Pitney Bowes also announced today that it has obtained commitments from a requisite number of lenders party to its existing Credit Agreement, dated as of November 1, 2019 (the “Existing Credit Agreement), to amend the Existing Credit Agreement in order to extend the maturity of each of the tranche A term loan and revolving credit facilities thereunder, to five years from the amendment effective date, and make certain other changes to the Existing Credit Agreement. Pitney Bowes anticipates entering into the amendment to the Existing Credit Agreement on or about the settlement date for the Notes, subject to the satisfaction of various customary closing conditions.

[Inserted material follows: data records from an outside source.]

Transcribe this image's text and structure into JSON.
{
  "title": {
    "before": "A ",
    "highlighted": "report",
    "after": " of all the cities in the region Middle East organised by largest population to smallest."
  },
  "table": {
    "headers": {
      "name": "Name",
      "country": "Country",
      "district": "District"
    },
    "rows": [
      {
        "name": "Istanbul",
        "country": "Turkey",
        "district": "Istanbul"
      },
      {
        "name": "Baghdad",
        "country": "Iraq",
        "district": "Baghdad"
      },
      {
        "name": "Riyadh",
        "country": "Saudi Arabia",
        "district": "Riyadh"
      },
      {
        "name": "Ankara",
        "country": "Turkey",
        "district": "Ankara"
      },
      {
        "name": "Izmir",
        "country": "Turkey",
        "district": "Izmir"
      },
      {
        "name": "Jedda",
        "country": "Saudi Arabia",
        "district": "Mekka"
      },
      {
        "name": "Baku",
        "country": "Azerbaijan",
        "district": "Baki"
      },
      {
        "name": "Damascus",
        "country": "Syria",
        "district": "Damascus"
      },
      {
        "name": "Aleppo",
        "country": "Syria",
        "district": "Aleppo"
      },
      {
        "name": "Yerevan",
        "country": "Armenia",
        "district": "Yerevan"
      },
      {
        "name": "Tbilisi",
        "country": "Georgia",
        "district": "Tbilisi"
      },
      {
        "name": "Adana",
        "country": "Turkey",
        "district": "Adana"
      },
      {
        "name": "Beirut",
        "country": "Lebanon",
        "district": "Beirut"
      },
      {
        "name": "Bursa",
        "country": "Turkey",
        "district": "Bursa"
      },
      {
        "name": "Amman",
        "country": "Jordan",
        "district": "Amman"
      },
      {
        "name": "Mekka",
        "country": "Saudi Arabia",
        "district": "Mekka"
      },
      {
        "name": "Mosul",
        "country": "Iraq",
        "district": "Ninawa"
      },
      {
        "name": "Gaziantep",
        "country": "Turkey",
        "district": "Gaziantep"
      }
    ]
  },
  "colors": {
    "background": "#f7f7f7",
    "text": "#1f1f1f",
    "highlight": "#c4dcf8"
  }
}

Pitney Bowes also announced today that it has obtained lender commitments for a $450,000,000 secured term loan B facility (the “New Term Loan B Facility”), scheduled to mature seven years from the date that the parties enter into a refinancing agreement to the Existing Credit Agreement. Loans under the New Term Loan B Facility were priced at an interest rate of LIBOR plus 4.00% and are to be issued at a price of 99. Pitney Bowes intends to use the net proceeds of the New Term Loan B Facility as part of the Term Loan B Repayment. Pitney Bowes anticipates borrowing under the New Term Loan B Facility and entering into the refinancing agreement, in order to effectuate the borrowing, on or about the settlement date for the Notes, subject to the satisfaction of various customary closing conditions.